A new drug called DCC-2618 targets the same oncogenes in GIST as BLU-285, but a broader range of alterations in these genes. It is being tested in a phase I trial in patients with advanced GIST and other advanced cancers, including one patient with glioblastoma multiforme. The results of the phase I trial were presented at the Symposium (Abstract 7LBA).

Patients with molecular alterations in KIT or PDGFRα genes were prioritized for enrollment in the trial. So far, 25 patients have been enrolled, but the researchers are hoping to recruit more, including patients with cancers other than GIST that have alterations in KIT or PDGFRα genes.

Filip Janku, MD, PhD, Assistant Professor in the Department of Investigational Cancer Therapeutics at The University of Texas MD Anderson Cancer Center, told the Symposium, “While it is early, we observed signs of benefit in the GIST patients treated whose disease had progressed despite multiple previous treatments. Early partial metabolic responses, a sign of reduced tumor metabolic activity, were observed in 14 of the 15 patients evaluated with KIT-mutant GIST.”

“In addition to GIST, we sought to evaluate patients with other genetically defined cancers that might also benefit from treatment with DCC-2618. For example, the first patient enrolled in the trial had glioblastoma multiforme with simultaneous alterations in KIT and PDGFRα genes. This patient began to demonstrate improvements relatively early in treatment as the tumor shrank slowly but steadily, and today, more than 12 months later, the patient is continuing to do well.
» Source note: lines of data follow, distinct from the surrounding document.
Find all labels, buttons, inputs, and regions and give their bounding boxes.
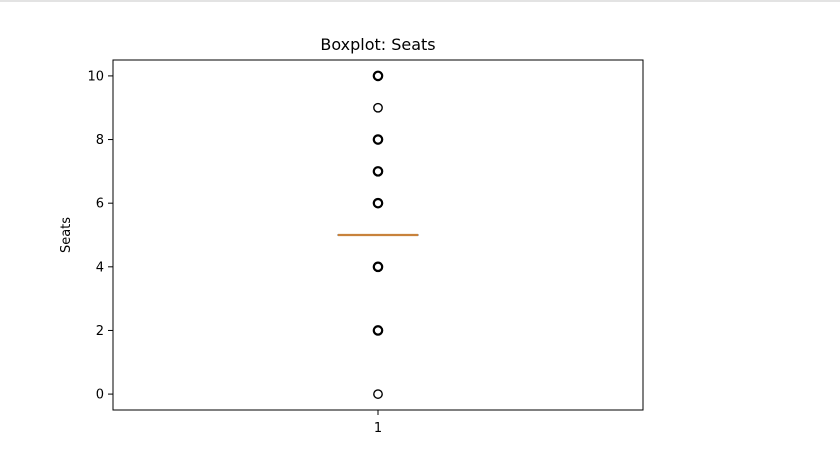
outlier-points [372, 70, 384, 399]
y-axis-label: Seats [59, 217, 74, 253]
outlier-point [372, 70, 384, 82]
outlier-point [372, 197, 384, 209]
outlier-point [372, 134, 384, 145]
x-axis-ticks: 1 [374, 410, 382, 436]
y-axis-ticks: 0 2 4 6 8 10 [87, 69, 113, 403]
chart-title: Boxplot: Seats [320, 35, 435, 54]
y-tick-label: 4 [96, 260, 104, 275]
outlier-point [372, 166, 384, 177]
y-tick-label: 0 [96, 388, 104, 403]
outlier-point [373, 389, 383, 399]
outlier-point [373, 102, 383, 113]
y-tick-label: 8 [96, 133, 104, 148]
y-tick-label: 6 [96, 197, 104, 212]
y-tick-label: 10 [87, 69, 104, 84]
x-tick-label: 1 [374, 421, 382, 436]
outlier-point [372, 261, 384, 273]
outlier-point [372, 325, 384, 336]
y-tick-label: 2 [96, 324, 104, 339]
page-top-divider [0, 0, 840, 2]
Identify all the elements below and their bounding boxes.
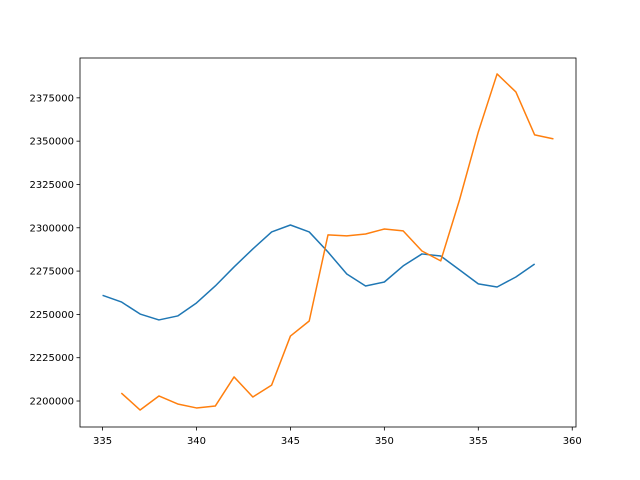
y-tick-label: 2250000 <box>29 310 74 321</box>
x-tick-label: 345 <box>281 436 300 447</box>
x-tick-label: 350 <box>375 436 394 447</box>
x-tick-label: 340 <box>187 436 206 447</box>
y-tick-label: 2375000 <box>29 93 74 104</box>
line-series <box>120 73 554 411</box>
y-tick-label: 2275000 <box>29 267 74 278</box>
x-tick-label: 355 <box>469 436 488 447</box>
y-tick-label: 2200000 <box>29 397 74 408</box>
y-tick-label: 2325000 <box>29 180 74 191</box>
y-tick-label: 2300000 <box>29 223 74 234</box>
axes-frame <box>79 57 577 428</box>
line-series <box>102 224 536 321</box>
x-tick-label: 335 <box>93 436 112 447</box>
y-tick-label: 2350000 <box>29 137 74 148</box>
y-tick-label: 2225000 <box>29 353 74 364</box>
x-tick-label: 360 <box>563 436 582 447</box>
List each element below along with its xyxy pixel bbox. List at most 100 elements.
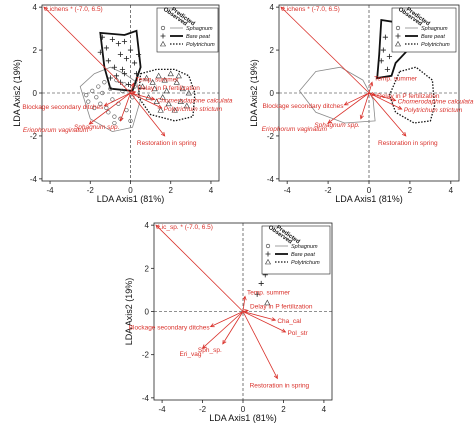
polytrichum-point xyxy=(153,98,160,104)
polytrichum-point xyxy=(177,98,184,104)
vector-arrowhead xyxy=(160,131,166,137)
x-tick-label: 0 xyxy=(367,186,372,195)
vector-label: Temp. summer xyxy=(247,289,291,296)
vector-arrowhead xyxy=(391,97,397,102)
x-tick-label: -4 xyxy=(46,186,54,195)
sphagnum-point xyxy=(112,114,117,119)
legend-entry-label: Sphagnum xyxy=(186,26,213,32)
vector-label: Temp. summer xyxy=(136,76,180,83)
polytrichum-point xyxy=(165,100,172,107)
sphagnum-point xyxy=(96,84,101,89)
vector-label: Lichens * (-7.0, 6.5) xyxy=(46,6,103,13)
bare-peat-point xyxy=(382,34,388,40)
sphagnum-point xyxy=(128,118,133,124)
polytrichum-point xyxy=(161,76,168,83)
vector-label: Restoration in spring xyxy=(378,140,438,147)
y-tick-label: 0 xyxy=(145,308,150,317)
bare-peat-point xyxy=(254,291,260,297)
bare-peat-point xyxy=(384,66,391,72)
legend-entry-label: Polytrichum xyxy=(421,42,450,48)
y-tick-label: 2 xyxy=(33,46,38,55)
sphagnum-point xyxy=(120,88,125,93)
vector-label: Sph_sp. xyxy=(198,347,222,354)
vector-label: Delay in P fertilization xyxy=(250,303,313,310)
bare-peat-point xyxy=(131,60,138,66)
vector-label: Eri_vag xyxy=(179,351,201,358)
legend-box xyxy=(391,7,457,53)
polytrichum-hull xyxy=(388,66,436,124)
vector-arrow xyxy=(360,92,370,119)
x-tick-label: 4 xyxy=(209,186,214,195)
vector-arrow xyxy=(130,83,134,94)
vector-arrow xyxy=(242,311,276,321)
bare-peat-point xyxy=(97,49,103,55)
vector-label: Pol_str xyxy=(287,330,308,337)
bare-peat-point xyxy=(119,66,126,72)
y-axis-label: LDA Axis2 (19%) xyxy=(12,59,22,127)
x-tick-label: -4 xyxy=(284,186,292,195)
x-tick-label: -2 xyxy=(199,405,207,414)
legend-polytrichum-marker xyxy=(264,258,272,265)
x-tick-label: 2 xyxy=(169,186,174,195)
legend-bare-peat-marker xyxy=(265,251,271,257)
vector-arrow xyxy=(155,224,244,312)
y-axis-label: LDA Axis2 (19%) xyxy=(124,278,134,346)
y-tick-label: -2 xyxy=(142,351,150,360)
bare-peat-point xyxy=(378,58,384,64)
vector-arrowhead xyxy=(369,81,374,87)
y-tick-label: 4 xyxy=(33,3,38,12)
y-tick-label: 2 xyxy=(145,264,150,273)
x-tick-label: -4 xyxy=(159,405,167,414)
bare-peat-point xyxy=(380,47,386,53)
y-tick-label: 2 xyxy=(270,46,275,55)
legend-box xyxy=(261,225,331,275)
bare-peat-point xyxy=(135,51,142,57)
polytrichum-point xyxy=(183,102,190,109)
bare-peat-point xyxy=(386,53,393,60)
bare-peat-point xyxy=(111,64,118,70)
bare-peat-point xyxy=(125,81,132,88)
sphagnum-point xyxy=(90,88,95,93)
x-tick-label: 4 xyxy=(322,405,327,414)
sphagnum-point xyxy=(94,95,99,100)
vector-label: Sphagnum spp. xyxy=(314,122,360,129)
sphagnum-point xyxy=(102,80,107,85)
vector-arrow xyxy=(327,92,370,124)
vector-arrowhead xyxy=(130,82,135,88)
polytrichum-point xyxy=(175,72,182,79)
sphagnum-point xyxy=(86,99,91,104)
x-tick-label: -2 xyxy=(87,186,95,195)
bare-peat-point xyxy=(113,73,120,79)
vector-arrow xyxy=(242,296,246,312)
vector-label: Blockage secondary ditches xyxy=(22,104,104,111)
bare-peat-point xyxy=(107,75,113,81)
vector-arrow xyxy=(242,311,278,379)
legend-polytrichum-marker xyxy=(394,40,402,47)
vector-arrow xyxy=(222,311,244,345)
vector-arrow xyxy=(242,311,286,333)
legend-bare-peat-marker xyxy=(160,33,166,39)
sphagnum-point xyxy=(108,86,113,91)
vector-arrow xyxy=(43,6,131,94)
vector-label: Chomerodaphne calculata xyxy=(157,97,233,104)
bare-peat-point xyxy=(123,56,130,62)
vector-label: Delay in P fertilization xyxy=(138,85,201,92)
vector-arrow xyxy=(130,92,162,109)
bare-peat-point xyxy=(109,36,115,42)
legend-bare-peat-marker xyxy=(395,33,401,39)
vector-arrowhead xyxy=(119,116,124,122)
polytrichum-point xyxy=(139,83,146,89)
vector-label: Blockage secondary ditches xyxy=(263,103,345,110)
vector-label: Sphagnum spp. xyxy=(74,124,120,131)
sphagnum-point xyxy=(110,97,115,102)
panel-top-right: -4 -2 0 2 4 -4 -2 0 2 4 LDA Axis1 (81%) LDA Axis2 (… xyxy=(249,3,474,204)
polytrichum-point xyxy=(155,72,162,79)
x-tick-label: 2 xyxy=(281,405,286,414)
vector-arrowhead xyxy=(242,295,247,301)
polytrichum-point xyxy=(163,87,170,94)
y-tick-label: 0 xyxy=(270,89,275,98)
bare-peat-point xyxy=(99,34,105,40)
vector-label: Delay in P fertilization xyxy=(377,93,440,100)
polytrichum-point xyxy=(173,79,180,85)
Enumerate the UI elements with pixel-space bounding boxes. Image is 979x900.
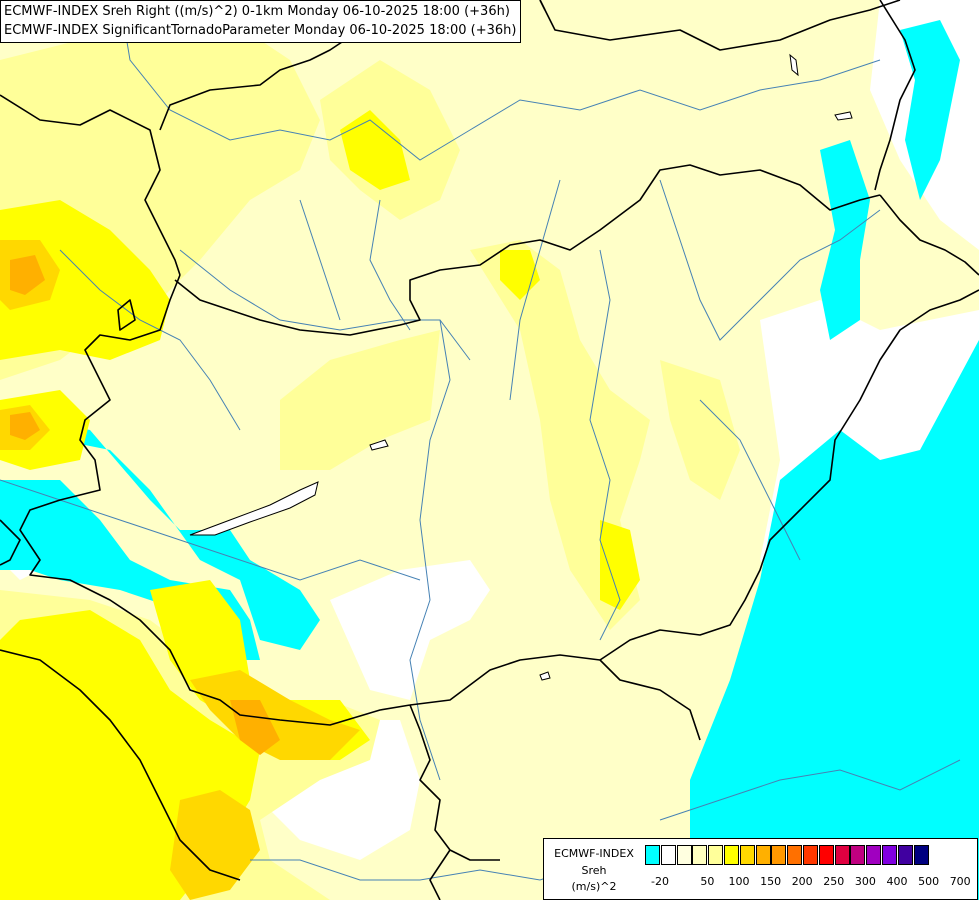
legend-swatch [913,845,929,865]
border-austria-hungary [19,274,411,726]
title-line-1: ECMWF-INDEX Sreh Right ((m/s)^2) 0-1km M… [4,4,510,19]
legend-tick-label: 50 [700,875,715,888]
border-hungary-croatia-serbia [409,704,500,861]
legend-tick-label: 300 [854,875,876,888]
legend-swatch [850,845,866,865]
legend-tick-label: 100 [728,875,750,888]
lake-balaton [189,481,319,536]
orange-areas [0,240,360,900]
legend-swatch [881,845,897,865]
legend-swatch [802,845,818,865]
lakes [189,53,853,681]
border-ukraine-romania [879,194,979,276]
border-bottom [429,849,451,900]
legend-swatch [723,845,739,865]
legend-swatch [771,845,787,865]
legend-swatch [897,845,913,865]
legend-label-source: ECMWF-INDEX [554,847,634,860]
legend-label-variable: Sreh [581,864,607,877]
legend-tick-label: 500 [918,875,940,888]
title-line-2: ECMWF-INDEX SignificantTornadoParameter … [4,23,517,38]
legend-tick-label: 150 [760,875,782,888]
border-hungary-serbia-romania [409,654,701,741]
legend-tick-label: 700 [949,875,971,888]
legend-tick-label: 400 [886,875,908,888]
legend-swatch [787,845,803,865]
legend-swatch [834,845,850,865]
border-romania-moldova [874,0,916,191]
color-legend: ECMWF-INDEX Sreh (m/s)^2 -20 50 100 150 200 2… [543,838,978,900]
legend-swatch [708,845,724,865]
border-czech-austria-slovakia [0,94,181,276]
legend-tick-label: 200 [791,875,813,888]
legend-swatch [755,845,771,865]
border-hungary-romania [599,289,979,661]
border-poland-slovakia [539,0,901,51]
border-misc-south [0,649,241,881]
legend-swatch [645,845,660,865]
border-slovakia-hungary [174,164,881,336]
legend-swatch [692,845,708,865]
legend-tick-label: -20 [651,875,669,888]
legend-label-unit: (m/s)^2 [571,880,617,893]
legend-swatch [660,845,676,865]
legend-swatches [645,845,929,865]
legend-swatch [818,845,834,865]
legend-swatch [739,845,755,865]
legend-swatch [866,845,882,865]
legend-tick-label: 250 [823,875,845,888]
legend-swatch [676,845,692,865]
border-south-2 [0,519,21,566]
legend-ticks: -20 50 100 150 200 250 300 400 500 700 [645,875,975,889]
map-title-box: ECMWF-INDEX Sreh Right ((m/s)^2) 0-1km M… [0,0,522,43]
We are very excited to see the response in this patient, as it is a very hard cancer to treat.”

“DCC-2618 is well tolerated by patients and the antitumor activity observed to date suggest that it is effectively inhibiting the tyrosine kinases that we are targeting. The findings are very encouraging in that they support a shift in oncology drug development toward targeted therapies, such as DCC-2618, in genetically-defined patient populations beginning as early as phase I clinical trials. This is important as it provides information early in the clinical development process to help define patient populations that might potentially benefit.”

“In this study, we also employed a novel next-generation sequencing technology to identify and dynamically track molecular alterations in tumor-derived circulating cell-free DNA isolated from blood of treated patients in order to understand the molecular basis of response, and intrinsic or adaptive resistance to DCC-2618.”

“DCC 2618 is one of the most active compounds I have ever seen in the phase I setting in my career.”

Dr. Dhingra added, “Even though the phase I dose escalation is ongoing, impressive early results have been seen, including in the difficult-to-treat site of the brain. Liquid biopsies have revealed in real or near-real time the presence of multiple mutations, reflecting a diversity in the genetic make-up of the tumors that might have been missed even if an invasive tissue biopsy had been done, which is traditionally considered to be the ‘gold standard’.”

The researchers are testing dose levels ranging from 20 mg to 150 mg in patients (taken orally twice a day over a 28-day cycle). Once the maximum tolerated dose has been identified, they plan to recruit groups of patients with a range of other cancers that have the KIT or PDGFRα mutations identified in this phase of the trial.

The content in this post has not been reviewed by the American Society of Clinical Oncology, Inc. (ASCO®) and does not necessarily reflect the ideas and opinions of ASCO®.